I was looking for an answer on the question
How much zero divisors are in the ring $\dfrac{\mathbb{Z}_3[x]}{(x^4 + 2)}$?
when I came up with the brilliant/hack-isch idea that it might just be $81 - \phi(3^4) = 27$ where $\phi(n)$ denotes Euler's totient function. I thought of this idea because $\phi(n)$ denotes the number of elements in $\mathbb{Z}_n^*$, the unity group of $\mathbb{Z}_n$ and it might as well count in general.
The problem I'm dealing with now, is that I have no idea how I could justify my idea or why it would be correct. (I assume the equivalence with finding the number of elements in $\mathbb{Z}_n^*$ is not a valid explanation.)

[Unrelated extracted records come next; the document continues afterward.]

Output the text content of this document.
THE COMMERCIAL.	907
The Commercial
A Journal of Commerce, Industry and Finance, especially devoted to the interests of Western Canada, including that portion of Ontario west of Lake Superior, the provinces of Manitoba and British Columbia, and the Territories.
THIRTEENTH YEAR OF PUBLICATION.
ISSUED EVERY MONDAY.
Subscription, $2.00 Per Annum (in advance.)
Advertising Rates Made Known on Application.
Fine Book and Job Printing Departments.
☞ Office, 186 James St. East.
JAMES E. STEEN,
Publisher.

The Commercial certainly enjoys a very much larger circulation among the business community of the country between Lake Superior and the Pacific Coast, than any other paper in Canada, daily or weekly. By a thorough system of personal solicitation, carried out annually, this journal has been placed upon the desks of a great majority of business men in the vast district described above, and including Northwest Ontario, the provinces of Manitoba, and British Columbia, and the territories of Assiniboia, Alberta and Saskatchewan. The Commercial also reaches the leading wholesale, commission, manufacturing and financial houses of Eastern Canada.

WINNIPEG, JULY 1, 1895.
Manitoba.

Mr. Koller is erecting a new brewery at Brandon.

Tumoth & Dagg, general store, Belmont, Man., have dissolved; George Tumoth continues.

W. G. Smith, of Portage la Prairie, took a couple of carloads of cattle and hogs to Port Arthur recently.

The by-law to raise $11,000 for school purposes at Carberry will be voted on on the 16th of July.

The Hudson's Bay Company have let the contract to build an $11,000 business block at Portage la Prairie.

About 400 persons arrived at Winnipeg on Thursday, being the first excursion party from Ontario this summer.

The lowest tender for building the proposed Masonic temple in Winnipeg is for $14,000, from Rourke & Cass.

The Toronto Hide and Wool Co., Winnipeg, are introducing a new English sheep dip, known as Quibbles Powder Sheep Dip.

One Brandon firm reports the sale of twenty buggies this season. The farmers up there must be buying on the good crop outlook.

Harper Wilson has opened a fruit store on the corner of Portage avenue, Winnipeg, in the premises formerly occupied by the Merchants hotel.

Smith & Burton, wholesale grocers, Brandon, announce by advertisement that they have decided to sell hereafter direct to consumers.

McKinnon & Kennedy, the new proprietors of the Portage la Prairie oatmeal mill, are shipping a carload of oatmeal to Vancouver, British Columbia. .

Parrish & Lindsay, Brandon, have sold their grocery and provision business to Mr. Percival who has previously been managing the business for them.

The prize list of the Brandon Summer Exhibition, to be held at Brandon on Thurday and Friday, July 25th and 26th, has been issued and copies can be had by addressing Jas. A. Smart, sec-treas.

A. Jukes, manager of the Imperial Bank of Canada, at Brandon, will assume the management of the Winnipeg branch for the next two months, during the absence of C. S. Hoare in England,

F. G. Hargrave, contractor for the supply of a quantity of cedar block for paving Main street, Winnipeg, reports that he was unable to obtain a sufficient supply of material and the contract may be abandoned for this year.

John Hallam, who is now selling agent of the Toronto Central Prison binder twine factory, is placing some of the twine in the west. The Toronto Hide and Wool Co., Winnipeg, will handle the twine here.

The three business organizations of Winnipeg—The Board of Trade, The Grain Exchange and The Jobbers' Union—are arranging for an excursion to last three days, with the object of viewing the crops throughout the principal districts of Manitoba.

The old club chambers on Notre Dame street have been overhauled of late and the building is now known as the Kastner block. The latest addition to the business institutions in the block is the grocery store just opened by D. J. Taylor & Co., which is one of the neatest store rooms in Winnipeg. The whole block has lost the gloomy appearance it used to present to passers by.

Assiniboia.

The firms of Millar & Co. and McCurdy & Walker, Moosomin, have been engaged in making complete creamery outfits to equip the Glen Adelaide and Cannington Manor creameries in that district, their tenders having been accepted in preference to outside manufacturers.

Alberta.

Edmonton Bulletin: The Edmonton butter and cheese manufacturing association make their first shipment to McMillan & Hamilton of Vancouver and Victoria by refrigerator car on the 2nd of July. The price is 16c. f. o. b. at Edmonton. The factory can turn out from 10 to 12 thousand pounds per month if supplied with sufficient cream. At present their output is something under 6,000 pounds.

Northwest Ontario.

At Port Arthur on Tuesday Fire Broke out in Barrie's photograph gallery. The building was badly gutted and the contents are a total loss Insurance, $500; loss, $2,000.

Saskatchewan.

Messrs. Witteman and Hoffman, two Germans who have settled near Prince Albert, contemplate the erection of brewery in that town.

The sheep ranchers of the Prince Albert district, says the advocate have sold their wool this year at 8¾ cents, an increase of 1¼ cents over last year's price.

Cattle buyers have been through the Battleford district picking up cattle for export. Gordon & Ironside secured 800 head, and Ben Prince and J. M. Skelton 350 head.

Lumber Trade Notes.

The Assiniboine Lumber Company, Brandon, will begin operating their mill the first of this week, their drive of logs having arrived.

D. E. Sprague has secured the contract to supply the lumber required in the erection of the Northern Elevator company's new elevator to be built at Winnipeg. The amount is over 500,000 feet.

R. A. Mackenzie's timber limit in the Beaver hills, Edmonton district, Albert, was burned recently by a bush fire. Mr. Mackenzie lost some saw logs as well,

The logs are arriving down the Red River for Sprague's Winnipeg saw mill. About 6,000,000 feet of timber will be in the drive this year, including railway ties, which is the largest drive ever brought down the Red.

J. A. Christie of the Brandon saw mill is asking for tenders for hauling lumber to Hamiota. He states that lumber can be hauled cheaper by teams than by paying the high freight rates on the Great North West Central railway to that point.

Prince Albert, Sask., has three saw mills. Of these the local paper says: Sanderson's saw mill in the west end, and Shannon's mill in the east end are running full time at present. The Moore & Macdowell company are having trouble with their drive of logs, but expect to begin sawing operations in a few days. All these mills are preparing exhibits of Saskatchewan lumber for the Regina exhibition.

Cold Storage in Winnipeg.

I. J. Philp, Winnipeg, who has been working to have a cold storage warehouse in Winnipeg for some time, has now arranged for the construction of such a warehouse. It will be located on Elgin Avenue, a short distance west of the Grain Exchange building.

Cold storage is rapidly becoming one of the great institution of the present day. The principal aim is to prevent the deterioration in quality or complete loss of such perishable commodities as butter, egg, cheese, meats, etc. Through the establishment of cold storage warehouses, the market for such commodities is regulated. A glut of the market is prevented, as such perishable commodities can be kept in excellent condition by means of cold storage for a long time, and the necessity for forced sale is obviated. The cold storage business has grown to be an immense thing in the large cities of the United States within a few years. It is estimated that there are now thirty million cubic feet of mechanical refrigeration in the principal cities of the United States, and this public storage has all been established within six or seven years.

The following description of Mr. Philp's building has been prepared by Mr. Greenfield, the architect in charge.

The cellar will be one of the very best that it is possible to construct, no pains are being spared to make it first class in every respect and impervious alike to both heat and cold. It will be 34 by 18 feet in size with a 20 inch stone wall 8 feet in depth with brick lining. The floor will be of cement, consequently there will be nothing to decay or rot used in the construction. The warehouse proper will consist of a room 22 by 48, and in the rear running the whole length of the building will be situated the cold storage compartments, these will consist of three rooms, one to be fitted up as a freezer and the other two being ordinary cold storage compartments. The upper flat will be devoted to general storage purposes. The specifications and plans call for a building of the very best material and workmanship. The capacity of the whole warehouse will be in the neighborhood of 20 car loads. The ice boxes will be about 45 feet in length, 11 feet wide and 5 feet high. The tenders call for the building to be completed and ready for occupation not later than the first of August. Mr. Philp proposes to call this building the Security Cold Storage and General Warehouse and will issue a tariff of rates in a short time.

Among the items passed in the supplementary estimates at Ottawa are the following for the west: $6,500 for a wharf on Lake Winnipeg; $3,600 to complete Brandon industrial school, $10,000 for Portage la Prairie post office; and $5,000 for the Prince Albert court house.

I did already find a hint that my idea might be going in the right direction, but it's all so vague.
Thanks in advance
The structure of the ring $\mathbb{F}_p(x)/(q(x))$ obviously depends on how $q(x)$ splits over $\mathbb{F}_p$. If $q(x)$ is irreducible over $\mathbb{F}_p$, then the quotient ring is a field, hence the only zero divisor is zero. In our case, over $\mathbb{F}_3$: $$ x^4+2 = x^4-1 = (x-1)(x+1)(x^2+1), $$ so the quotient ring is isomorphic to $E=\mathbb{F}_3\times\mathbb{F}_3\times\mathbb{F}_9$. Given that $\pi$ is the projection map from the quotient ring $R$ to $E$, we have that $\sigma\in R$ is a zero divisor iff one component of $\pi(\sigma)$ is zero, or, equivalently, if $\sigma$ is not an invertible element. In $E$ there are $2\times 2\times 8$ invertible elements. Can you finish from there?